2.) Die Kosten des Rechtsstreits trägt die Klägerin.
3.) Das Urteil ist vorläufig vollstreckbar. Der Klägerin bleibt nachgelassen
die Vollstreckung durch Sicherheitsleistung in Höhe von 110 Prozent des
aufgrund des Urteils vollstreckbaren Betrages abzuwenden, wenn nicht zuvor der
Beklagte Sicherheit in gleicher Höhe leistet.
Tatbestand:
Die Klägerin ist Mitglied des Online Marktplatzes eBay und dort seit dem
27.06.2002 unter der Bezeichnung „..." als gewerbliche Verkäuferin
tätig. Sie bietet vorwiegend Lampen und Leuchten an.
Der Beklagte kaufte als Verbraucher unter dem eBay Mitgliedskonto „h-..."
von der Klägerin eine Lampe unter der Artikelnummer ....

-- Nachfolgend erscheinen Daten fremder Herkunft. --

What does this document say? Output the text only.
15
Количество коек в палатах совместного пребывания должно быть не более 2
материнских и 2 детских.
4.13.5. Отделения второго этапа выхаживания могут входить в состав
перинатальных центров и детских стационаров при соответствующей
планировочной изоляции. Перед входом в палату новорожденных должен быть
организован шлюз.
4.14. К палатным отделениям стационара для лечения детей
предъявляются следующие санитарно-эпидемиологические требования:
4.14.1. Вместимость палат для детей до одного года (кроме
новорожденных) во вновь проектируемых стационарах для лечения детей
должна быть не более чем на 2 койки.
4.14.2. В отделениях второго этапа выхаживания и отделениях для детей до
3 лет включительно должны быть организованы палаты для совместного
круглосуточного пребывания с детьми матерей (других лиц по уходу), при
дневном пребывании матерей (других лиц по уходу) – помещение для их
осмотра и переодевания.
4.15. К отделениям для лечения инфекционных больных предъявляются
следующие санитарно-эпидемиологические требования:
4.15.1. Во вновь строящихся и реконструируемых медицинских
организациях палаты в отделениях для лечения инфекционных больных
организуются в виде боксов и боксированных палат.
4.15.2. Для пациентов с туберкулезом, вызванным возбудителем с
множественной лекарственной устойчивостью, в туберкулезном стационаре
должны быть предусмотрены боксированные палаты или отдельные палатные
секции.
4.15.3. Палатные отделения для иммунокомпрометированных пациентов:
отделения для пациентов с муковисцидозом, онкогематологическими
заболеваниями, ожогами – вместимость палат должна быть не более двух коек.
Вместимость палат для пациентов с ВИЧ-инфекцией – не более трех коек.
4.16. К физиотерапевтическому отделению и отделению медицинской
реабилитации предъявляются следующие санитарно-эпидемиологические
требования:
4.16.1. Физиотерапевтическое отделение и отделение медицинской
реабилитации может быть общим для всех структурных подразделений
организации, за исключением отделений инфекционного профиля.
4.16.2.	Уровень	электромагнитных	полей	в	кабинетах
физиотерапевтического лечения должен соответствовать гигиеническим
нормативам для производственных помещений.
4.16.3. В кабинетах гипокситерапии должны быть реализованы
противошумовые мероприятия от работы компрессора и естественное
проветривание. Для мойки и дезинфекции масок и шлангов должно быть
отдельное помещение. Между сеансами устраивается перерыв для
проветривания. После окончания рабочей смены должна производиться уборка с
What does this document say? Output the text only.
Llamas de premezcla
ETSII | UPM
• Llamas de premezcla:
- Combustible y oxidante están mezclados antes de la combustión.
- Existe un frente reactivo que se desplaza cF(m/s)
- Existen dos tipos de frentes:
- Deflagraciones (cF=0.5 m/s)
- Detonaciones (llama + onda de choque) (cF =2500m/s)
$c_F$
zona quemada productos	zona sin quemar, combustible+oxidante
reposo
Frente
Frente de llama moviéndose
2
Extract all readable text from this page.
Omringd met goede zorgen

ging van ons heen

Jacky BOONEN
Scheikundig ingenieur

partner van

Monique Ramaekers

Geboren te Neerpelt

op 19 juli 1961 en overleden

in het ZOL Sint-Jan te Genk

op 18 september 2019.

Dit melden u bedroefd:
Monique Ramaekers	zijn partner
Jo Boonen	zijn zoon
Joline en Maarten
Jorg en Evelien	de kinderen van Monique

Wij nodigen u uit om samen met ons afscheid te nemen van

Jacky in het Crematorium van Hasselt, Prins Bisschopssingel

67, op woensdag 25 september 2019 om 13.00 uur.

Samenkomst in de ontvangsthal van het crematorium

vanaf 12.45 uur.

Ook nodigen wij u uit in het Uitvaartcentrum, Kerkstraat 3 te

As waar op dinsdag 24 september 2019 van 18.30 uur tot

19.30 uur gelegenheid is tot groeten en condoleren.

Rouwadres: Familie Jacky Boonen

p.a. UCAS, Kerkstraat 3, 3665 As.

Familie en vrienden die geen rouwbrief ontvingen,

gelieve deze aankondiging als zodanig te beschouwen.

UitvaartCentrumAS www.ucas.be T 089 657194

Kurz nachdem der Beklagte den Zuschlag für die Lampe bei eBay bekam entschied
sich der Beklagte von seinem gesetzlichen Widerrufsrecht gebrauch zu machen. Zu
diesem Zweck schickte er der Klägerin eine E-Mail, in der er gegenüber der
Klägerin den Widerruf erklärte.
Die Klägerin erkannte jedoch den Widerruf nicht an und schickte ihm sodann mit
Nachricht vom 29.05.2008 über eBay eine Zahlungserinnerung. Auf eine weitere
E-Mail des Beklagten reagierte die Klägerin damit, dass sie eine Beteiligung
des Beklagten an den Kosten für das Einstellen der Auktion erwartete. Auf eine
weitere Email des Beklagten reagierte die Klägerin nicht.
Im Rahmen der vorbezeichneten Transaktion bewertete der Beklagte die Klägerin
innerhalb des Bewertungssystems von eBay am 16.06. mit folgendem Kommentar:
„lieber ohne Kommentar. bevor ich ausfallend werde."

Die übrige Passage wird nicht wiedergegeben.